The NURFC/CMC merger will not only improve the finances of both institutions, it will also create opportunities to reach new donors and develop new exhibits together. While the NURFC and CMC will remain separate 501(c)(3)s with separate missions, together they will reduce payroll expenses by sharing administrative work and eliminating redundant positions. An estimated 15 people could lose their jobs in the merger between the two organizations. The NURFC currently has 34 FTEs, the CMC has 300 FT/PTEs. Kim Robinson will become the Executive Director of the NURFC and report to CMC’s CEO, Douglass McDonald, who will be in charge of the entire operation.
While there are still many details that need to be worked out, this is an exciting time. The synergy between the two organizations is palpable and as John Pepper said, “Truly the proverbial marriage made in heaven.”

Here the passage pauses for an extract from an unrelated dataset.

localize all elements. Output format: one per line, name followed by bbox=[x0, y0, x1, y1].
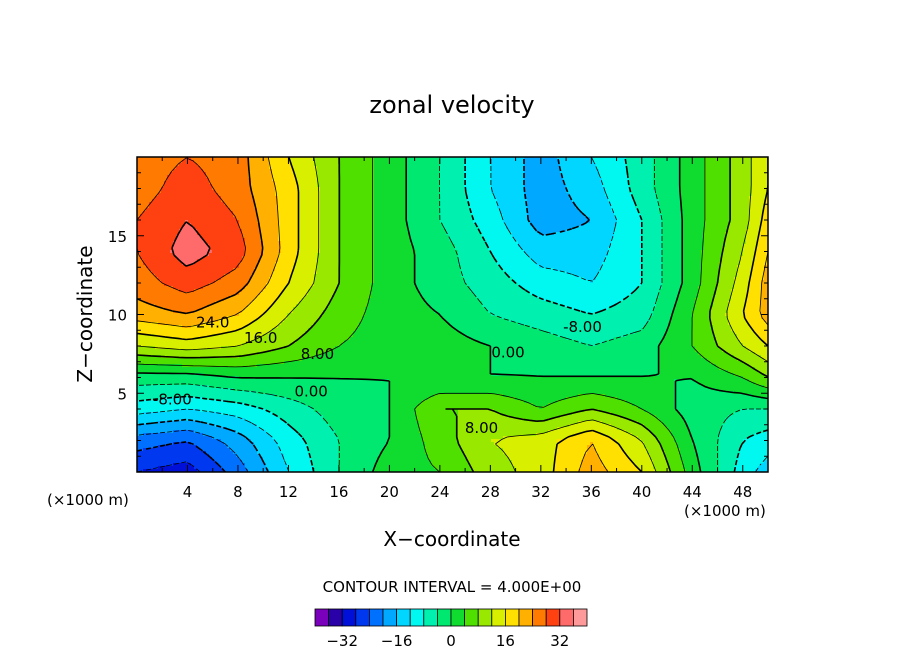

My thoughts on the merger?
In December 2011, I wrote a heartfelt post titled, “What Freedom Means to Me.” The NURFC matters. If you read the articles, interviews, tweets, etc. around the news of this merger you will see that both the NURFC and CMC are in agreement:
- Museums inspire us.
- Museums are vital to great communities.
- The mission of the NURFC is vital to our community.
- Together we can better serve our community.
I’m all for it. The merger will give the NURFC the much needed sustainability to preserve and protect the mission of the organization. It’s unfortunate that several NURFC and CMC employees may lose their jobs, however, without the merger the NURFC could close completely and all 34 FTEs could lose their jobs. Change is difficult, but necessary.